Lahirnya Seorang Bayi Perempuan

Bukan hari yang masih terlalu pagi untuk memulai aktivitas. Bahkan mata sudah terbuka sejak setengah empat dini hari. Dari situ pagi berawal. Harusnya kulit-kulit segera bersentuhan dengan air membangunkan syaraf-syaraf tubuh. Namun cucuran keringat yang justru menyapa lebih dahulu. Masih gelap memang, tapi begitulah sepetak kamar yang selalu menyala dua kipas angin besarnya, masih terasa gerah. Biar terlalu pagi aku biarkan angin menerobos masuk lewat jendela dan orang-orang masih banyak yang terlelap.

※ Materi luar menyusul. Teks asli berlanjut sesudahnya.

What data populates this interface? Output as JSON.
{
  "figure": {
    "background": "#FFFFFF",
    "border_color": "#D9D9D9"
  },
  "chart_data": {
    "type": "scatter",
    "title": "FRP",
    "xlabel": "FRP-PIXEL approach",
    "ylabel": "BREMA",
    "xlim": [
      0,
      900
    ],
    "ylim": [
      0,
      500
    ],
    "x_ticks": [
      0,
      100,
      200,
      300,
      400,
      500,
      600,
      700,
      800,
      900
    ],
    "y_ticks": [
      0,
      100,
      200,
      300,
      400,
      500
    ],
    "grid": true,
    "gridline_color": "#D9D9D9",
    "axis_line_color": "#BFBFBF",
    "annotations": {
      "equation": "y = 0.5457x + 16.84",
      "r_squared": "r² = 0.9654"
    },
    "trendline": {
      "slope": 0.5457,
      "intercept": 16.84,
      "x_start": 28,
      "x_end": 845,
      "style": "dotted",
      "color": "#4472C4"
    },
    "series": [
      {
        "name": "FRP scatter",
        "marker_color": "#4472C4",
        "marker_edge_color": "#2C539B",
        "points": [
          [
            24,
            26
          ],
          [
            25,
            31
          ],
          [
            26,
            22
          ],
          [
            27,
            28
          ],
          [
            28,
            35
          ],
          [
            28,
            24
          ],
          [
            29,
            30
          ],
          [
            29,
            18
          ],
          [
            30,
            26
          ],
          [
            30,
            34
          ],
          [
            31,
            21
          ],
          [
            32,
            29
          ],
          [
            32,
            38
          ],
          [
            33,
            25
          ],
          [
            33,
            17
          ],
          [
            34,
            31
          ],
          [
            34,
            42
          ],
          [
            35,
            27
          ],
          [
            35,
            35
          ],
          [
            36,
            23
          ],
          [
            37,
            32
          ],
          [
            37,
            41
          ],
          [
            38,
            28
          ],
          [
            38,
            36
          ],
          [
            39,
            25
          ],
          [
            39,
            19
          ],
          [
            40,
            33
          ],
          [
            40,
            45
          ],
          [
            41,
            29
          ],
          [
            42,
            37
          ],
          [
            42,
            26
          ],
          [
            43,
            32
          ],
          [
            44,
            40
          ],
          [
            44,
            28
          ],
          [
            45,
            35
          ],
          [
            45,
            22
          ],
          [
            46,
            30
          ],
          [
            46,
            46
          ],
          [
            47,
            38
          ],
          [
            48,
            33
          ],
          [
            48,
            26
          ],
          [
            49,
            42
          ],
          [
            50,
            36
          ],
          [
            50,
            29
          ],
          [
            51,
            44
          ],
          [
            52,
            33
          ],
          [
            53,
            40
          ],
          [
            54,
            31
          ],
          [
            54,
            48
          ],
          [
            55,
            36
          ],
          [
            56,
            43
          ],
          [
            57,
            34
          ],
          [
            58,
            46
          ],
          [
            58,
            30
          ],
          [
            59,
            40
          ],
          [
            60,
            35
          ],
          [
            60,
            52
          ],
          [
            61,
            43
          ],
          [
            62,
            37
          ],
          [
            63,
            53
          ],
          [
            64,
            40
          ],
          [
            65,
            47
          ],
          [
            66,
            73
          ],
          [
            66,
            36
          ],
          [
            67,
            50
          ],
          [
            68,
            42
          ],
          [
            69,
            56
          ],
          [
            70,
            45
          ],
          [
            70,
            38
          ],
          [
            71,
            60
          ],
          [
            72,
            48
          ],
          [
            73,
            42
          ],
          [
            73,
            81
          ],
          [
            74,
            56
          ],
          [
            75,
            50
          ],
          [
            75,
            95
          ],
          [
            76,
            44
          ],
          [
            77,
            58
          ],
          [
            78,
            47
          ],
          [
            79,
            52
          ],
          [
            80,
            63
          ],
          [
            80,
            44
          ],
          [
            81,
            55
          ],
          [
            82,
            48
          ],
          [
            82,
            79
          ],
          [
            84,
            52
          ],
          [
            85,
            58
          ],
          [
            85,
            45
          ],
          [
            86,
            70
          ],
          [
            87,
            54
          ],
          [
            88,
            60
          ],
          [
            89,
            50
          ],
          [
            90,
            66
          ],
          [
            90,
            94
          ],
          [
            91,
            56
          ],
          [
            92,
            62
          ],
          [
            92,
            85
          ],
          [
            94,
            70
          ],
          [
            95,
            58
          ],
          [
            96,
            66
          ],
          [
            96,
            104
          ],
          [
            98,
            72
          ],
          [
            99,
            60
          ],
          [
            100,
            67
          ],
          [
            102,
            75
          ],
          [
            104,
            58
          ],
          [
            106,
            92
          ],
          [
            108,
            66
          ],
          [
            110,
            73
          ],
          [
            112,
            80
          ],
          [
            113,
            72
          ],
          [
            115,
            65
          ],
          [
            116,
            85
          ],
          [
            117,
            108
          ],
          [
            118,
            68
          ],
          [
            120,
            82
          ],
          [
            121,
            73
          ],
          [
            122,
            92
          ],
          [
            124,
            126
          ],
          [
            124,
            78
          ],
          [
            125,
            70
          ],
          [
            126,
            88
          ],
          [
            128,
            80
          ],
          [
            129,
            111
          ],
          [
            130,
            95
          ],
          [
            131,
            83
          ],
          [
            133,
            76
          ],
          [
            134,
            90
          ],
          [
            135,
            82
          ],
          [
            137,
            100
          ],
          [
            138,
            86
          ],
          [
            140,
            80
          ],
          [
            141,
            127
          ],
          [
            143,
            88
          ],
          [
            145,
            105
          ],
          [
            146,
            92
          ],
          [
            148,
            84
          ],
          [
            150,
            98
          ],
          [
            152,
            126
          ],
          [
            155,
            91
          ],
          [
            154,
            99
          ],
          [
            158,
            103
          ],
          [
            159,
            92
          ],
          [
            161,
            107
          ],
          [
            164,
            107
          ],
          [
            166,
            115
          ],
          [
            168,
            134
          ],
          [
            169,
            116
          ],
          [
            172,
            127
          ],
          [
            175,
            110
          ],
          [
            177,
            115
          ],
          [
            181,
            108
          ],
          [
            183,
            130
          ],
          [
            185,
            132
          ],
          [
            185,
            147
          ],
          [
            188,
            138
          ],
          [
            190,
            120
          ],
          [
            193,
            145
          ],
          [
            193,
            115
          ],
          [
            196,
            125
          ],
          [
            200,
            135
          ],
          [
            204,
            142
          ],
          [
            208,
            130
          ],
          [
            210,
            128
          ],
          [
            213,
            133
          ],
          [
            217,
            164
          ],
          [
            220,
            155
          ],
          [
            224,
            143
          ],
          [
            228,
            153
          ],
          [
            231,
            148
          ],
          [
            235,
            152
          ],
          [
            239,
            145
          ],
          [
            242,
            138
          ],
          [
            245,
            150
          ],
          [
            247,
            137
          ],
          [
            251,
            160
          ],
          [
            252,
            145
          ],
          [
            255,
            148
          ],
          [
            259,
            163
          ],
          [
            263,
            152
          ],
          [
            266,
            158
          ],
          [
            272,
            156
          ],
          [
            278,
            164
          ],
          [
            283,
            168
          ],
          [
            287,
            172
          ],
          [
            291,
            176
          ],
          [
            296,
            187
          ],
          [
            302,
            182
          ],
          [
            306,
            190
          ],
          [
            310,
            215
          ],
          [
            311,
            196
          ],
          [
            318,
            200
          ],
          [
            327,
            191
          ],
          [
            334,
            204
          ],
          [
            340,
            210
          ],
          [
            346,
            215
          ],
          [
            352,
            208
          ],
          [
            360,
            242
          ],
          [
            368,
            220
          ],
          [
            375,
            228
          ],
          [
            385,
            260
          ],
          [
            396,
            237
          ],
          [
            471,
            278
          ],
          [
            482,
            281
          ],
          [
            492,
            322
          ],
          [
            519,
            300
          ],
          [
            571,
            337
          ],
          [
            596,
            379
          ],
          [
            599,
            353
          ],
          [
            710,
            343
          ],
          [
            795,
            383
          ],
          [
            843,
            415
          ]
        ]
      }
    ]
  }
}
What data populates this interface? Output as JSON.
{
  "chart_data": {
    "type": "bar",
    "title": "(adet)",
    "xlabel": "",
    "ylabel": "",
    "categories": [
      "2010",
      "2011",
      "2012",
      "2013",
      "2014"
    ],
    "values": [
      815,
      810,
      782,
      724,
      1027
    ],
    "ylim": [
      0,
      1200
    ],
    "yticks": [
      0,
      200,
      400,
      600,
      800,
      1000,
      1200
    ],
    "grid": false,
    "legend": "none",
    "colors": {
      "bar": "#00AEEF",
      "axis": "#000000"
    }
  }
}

Jarum jam berdetak menunaikan kewajibannya. Suara adzan subuh sudah beralih pada iqomah, di masjid orang-orang sedang menunaikan kewajiban dua rakaat. Disini jarum jam merangkak menuju pukul lima pagi. Semburat warna matahari mulai tampak di langit. Disinilah pagi yang beriring rasa syukur. Meski harus berjumpa dengan rutinitas yang sama untuk berada duduk manis diatas kursi menatap layar notebook. Begitulah rutinitas satu semester yang tengah aku jalani.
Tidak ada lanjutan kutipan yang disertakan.